I felt as if I was wedged in my chair, I could not move a muscle. It was as if five hundredweight of cement were weighing me down.  Did you ever see the likes?  What was in the wink?  French women, of course, were notorious for their bed antics. The answer came to me in a flash and I raced in the direction of my room.  In one wild flurry in the dark, I threw off my clothes, except for my underpants and after a hasty brushing of my teeth I jumped between the sheets of the bed to wait.

A large crucifix adorned the wall overhead.

“Say a prayer and bolt the door” a voice ordered in my head. “Lead us not into temptation, lead us not into temptation.” it urged. Seven years married.

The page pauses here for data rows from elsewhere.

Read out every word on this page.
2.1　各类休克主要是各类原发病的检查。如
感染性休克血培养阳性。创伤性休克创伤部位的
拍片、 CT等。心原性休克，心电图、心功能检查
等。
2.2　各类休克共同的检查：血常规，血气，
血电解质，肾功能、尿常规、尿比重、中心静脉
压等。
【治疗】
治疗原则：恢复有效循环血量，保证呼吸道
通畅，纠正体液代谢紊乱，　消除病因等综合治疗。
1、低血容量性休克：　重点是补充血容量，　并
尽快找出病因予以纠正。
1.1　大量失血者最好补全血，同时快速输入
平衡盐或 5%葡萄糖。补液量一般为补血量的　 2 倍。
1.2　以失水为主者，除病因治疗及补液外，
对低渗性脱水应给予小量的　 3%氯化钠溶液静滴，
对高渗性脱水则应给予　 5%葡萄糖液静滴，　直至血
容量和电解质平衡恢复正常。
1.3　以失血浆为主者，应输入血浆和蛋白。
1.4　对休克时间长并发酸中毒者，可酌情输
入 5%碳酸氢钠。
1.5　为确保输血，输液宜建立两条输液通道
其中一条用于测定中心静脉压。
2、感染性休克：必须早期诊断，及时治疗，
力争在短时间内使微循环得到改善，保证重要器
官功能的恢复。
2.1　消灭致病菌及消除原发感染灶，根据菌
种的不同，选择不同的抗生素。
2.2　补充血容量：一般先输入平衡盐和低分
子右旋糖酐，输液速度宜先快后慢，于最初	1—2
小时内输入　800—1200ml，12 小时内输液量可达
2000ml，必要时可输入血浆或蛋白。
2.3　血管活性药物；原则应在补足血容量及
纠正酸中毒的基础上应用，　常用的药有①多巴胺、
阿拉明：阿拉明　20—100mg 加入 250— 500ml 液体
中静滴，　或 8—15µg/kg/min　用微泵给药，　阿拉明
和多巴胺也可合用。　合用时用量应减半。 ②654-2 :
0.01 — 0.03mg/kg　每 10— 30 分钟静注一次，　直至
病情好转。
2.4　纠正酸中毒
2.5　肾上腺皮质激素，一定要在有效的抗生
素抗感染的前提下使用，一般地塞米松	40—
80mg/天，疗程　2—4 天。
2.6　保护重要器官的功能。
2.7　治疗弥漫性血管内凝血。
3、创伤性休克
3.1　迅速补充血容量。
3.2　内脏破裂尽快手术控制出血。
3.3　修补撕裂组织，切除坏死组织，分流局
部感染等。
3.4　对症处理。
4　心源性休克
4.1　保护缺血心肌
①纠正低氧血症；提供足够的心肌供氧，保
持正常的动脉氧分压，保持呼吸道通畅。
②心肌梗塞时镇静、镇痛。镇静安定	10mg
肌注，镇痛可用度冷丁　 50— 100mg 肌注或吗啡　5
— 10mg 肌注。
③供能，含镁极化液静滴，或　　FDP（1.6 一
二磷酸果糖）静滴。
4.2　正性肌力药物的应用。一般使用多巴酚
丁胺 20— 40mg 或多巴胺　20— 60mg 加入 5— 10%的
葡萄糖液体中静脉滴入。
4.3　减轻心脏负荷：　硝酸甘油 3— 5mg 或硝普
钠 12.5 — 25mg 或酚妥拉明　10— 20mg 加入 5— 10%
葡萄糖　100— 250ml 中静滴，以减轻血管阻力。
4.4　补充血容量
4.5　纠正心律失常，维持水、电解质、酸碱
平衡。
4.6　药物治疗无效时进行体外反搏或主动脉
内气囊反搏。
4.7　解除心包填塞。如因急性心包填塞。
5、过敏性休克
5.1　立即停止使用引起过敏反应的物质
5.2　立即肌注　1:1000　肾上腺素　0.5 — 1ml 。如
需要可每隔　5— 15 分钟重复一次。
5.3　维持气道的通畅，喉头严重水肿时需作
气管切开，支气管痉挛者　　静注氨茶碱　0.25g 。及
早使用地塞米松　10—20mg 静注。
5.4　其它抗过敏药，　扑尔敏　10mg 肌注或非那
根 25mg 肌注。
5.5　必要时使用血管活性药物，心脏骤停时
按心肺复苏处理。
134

The eternal debate echoed through my head.  I imagined her tip-toeing in my door, her nightdress slipping to the floor, her arms around my neck  and her sweet French seductive whispers in my ears.

“Layoff” said the voice in my head. “ Be faithful to yourself, your faith, your wife”. “Don’t sin!’

The internal debate raged interminably.

“Go on, ya eejit, opportunity comes to to pause, not to stay.”

A heightened libido caused me to toss and turn ceaselessly. It was then I heard the light knocking on the door. Surely, it wasn’t happening!  My mind screamed

“Entrez!”

My heart whispered,

“Stay out, go away!”

My body stiffened like a rod.

“No, this is not happening”, but the knocking came a second time. It had to be the branch of a tree hitting the window in the storm.  Where are there trees on the North Mayo coast?  I sat up in the bed and cupped the bedclothes up to my chin.

The reply stuck in my throat.

It was a loudly whispered  timid  and anxious “Oui?”

“Good man, unplug the electric blanket” said the voice outside in a strong Mayo accent.

The following morning the note on the breakfast table read

“Chèri, tu es très très gentil. J’ai deja un chagrin d’amour. Je n’ai besoin d’un autre. Josiane”

When I left the guesthouse, it was still pouring rain and my car’s front-right tyre was flat.

*******

© 1984 Vincent Holmes.  Translated from Irish and first broadcast in Irish on Raidió na Gaeltachta’s Peann agus Pár.